5. Add Vinegar to the Water When You Hard-Boil Eggs so the Shells Will Peel More Easily
Ignore theories that the only easy-peel hard-boiled eggs are old eggs, salted water, vinegar-ed water, or poking a hole in the end. While old eggs do peel better than fresh eggs, given the same starting egg, starting in boiling water will help it peel better. "I actually did an experiment. I cooked several hundred eggs and had some people peel them without knowing how I cooked them. I counted the number of defects in the surface of the eggs and found that the number one thing that makes your eggs easy to peel is the starting temperature of the water," he explains. That is, the hotter the water is when you start boiling your eggs, the easier they are to peel.

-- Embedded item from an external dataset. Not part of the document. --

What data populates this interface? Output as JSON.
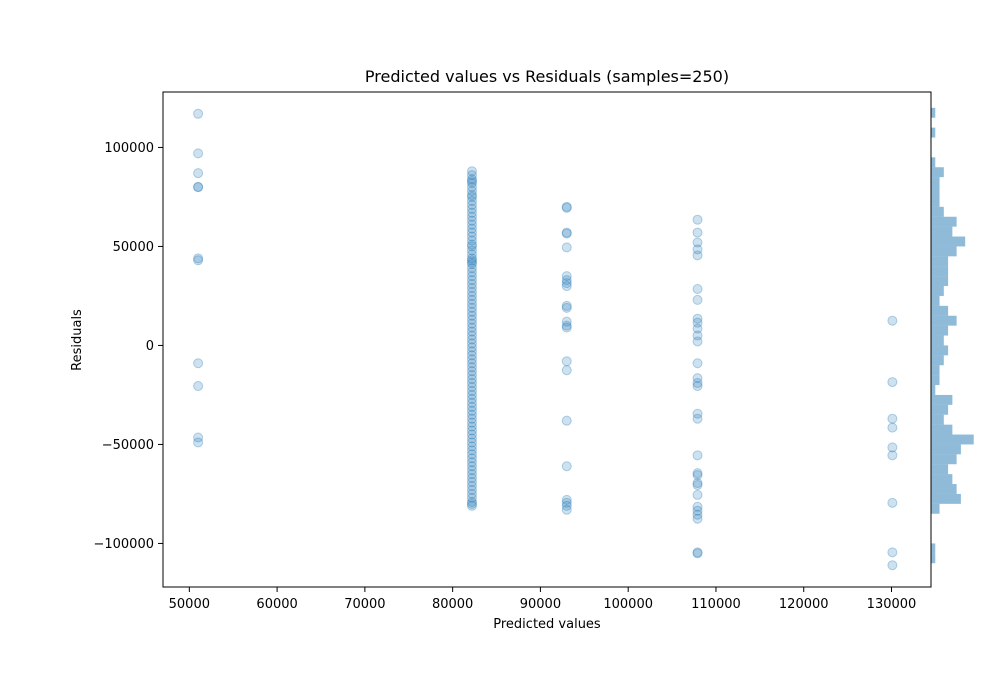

6. Don't Salt Your Beans While They're Cooking
People say don't salt your beans while you're cooking them; salt at the end, otherwise they'll become tough. "That's almost the opposite," says Kenji. "Salting your beans will actually keep things intact as they cook." In fact, there's only one thing you shouldn't do to your beans as they cook: add vinegar. Acid can inhibit the breakdown of pectin.
"A lot of it comes down to preference," Kenji levels. But getting scientific with common techniques or cooking questions can build up to a great recipe. Which is the whole point, he says. Because, "If I'm going to make a hamburger, I want it to be the best it can be."